Muchos son los casos en que la mentira supera con creces a la verdad. No solo se trata de salir de situaciones incómodas o de potenciar el ego. Aprender a mentir es un logro importante en el desarrollo humano. Por eso, antes de decidir que la honestidad es la mejor política en todos los ámbitos, más vale saber que mentir puede ser bueno.

Sánchez miente, pero sin arte, a lo salvaje. A sus votantes fijos no les preocupan sus falsedades, al contrario, prefieren la tergiversación a la honestidad si se torna en victorias electorales que mantengan al mentiroso en el poder. A tal extremo ha llevado sus trampas que ahora se exculpa porque no ha mentido nunca, los que mienten son los otros, él solo ha cambiado de opinión. Una mentira para encubrir otra.

Fue entonces cuando Feijóo se sirvió del arte de mentir y se equipó con las mismas soflamas que su rival. Y esa estrategia no estaba prevista por el profesional del engaño

El arte de mentir es una virtud del intelecto. El candidato Feijóo forjó su agudeza en el debate preelectoral mucho mejor que Sánchez, que nunca tuvo un pelo de sincero, ni de limpio. La gente lo ve, salvo los de su cuerda, como un mentiroso enfermizo liberado de escrúpulos. Fue entonces cuando Feijóo se sirvió del arte de mentir y se equipó con las mismas soflamas que su rival. Y esa estrategia no estaba prevista por el profesional del engaño, que se consideraba único en el arte de la tergiversación. Por eso no pudo defenderse de los ataques del gallego que utilizaba su metralleta acusadora con más habilidad que el maestro de la mentira. Y el Presidente fue tocado y hundido.

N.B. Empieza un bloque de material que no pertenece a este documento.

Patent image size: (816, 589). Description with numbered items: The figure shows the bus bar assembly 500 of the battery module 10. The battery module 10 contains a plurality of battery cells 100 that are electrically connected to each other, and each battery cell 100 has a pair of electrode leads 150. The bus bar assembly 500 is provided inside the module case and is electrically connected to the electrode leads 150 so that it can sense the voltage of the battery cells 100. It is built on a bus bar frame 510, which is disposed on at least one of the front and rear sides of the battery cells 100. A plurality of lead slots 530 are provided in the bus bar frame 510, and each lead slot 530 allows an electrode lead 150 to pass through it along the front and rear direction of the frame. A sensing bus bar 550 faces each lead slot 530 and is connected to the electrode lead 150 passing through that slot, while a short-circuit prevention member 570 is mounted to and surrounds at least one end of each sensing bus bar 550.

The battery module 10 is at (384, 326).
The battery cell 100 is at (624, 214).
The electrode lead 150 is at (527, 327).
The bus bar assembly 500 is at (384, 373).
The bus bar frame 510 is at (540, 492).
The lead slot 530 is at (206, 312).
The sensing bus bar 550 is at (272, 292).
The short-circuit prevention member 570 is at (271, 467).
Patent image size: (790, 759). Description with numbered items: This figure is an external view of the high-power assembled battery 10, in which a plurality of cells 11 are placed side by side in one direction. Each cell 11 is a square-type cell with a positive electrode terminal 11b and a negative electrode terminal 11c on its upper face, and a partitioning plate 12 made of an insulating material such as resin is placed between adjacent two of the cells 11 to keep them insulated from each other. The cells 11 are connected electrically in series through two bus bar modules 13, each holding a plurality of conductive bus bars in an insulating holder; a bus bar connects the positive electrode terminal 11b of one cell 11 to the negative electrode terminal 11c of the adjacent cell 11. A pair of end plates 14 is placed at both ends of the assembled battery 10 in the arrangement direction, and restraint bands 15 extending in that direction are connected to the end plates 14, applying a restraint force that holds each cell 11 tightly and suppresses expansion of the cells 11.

Y como no esperaba encontrarse con alguien que superara sus artes, el engañador fue engañado. También don Juan Tenorio fue burlado por Cupido, que lo enamoró de doña Inés para que dejara de ser Donjuán. Derrotado con su propio armamento, murió el embaucador de mujeres y el timador de electores quedó derrotado porque la pugna de dos oponentes con las mismas armas facilita la victoria del más preparado. Ahora el timador timado recupera libremente su estilo y nos hará creer que sus 121 diputados más el separatismo nacional y el huido y buscado por la justicia superan a los 137 de Feijóo, más los apoyos de Vox, el partido demonizado por todos los demás, incluido el PP. ¿Logrará Sánchez convencer al león herido de Waterloo? ¿Tendrá que venderle su alma al diablo?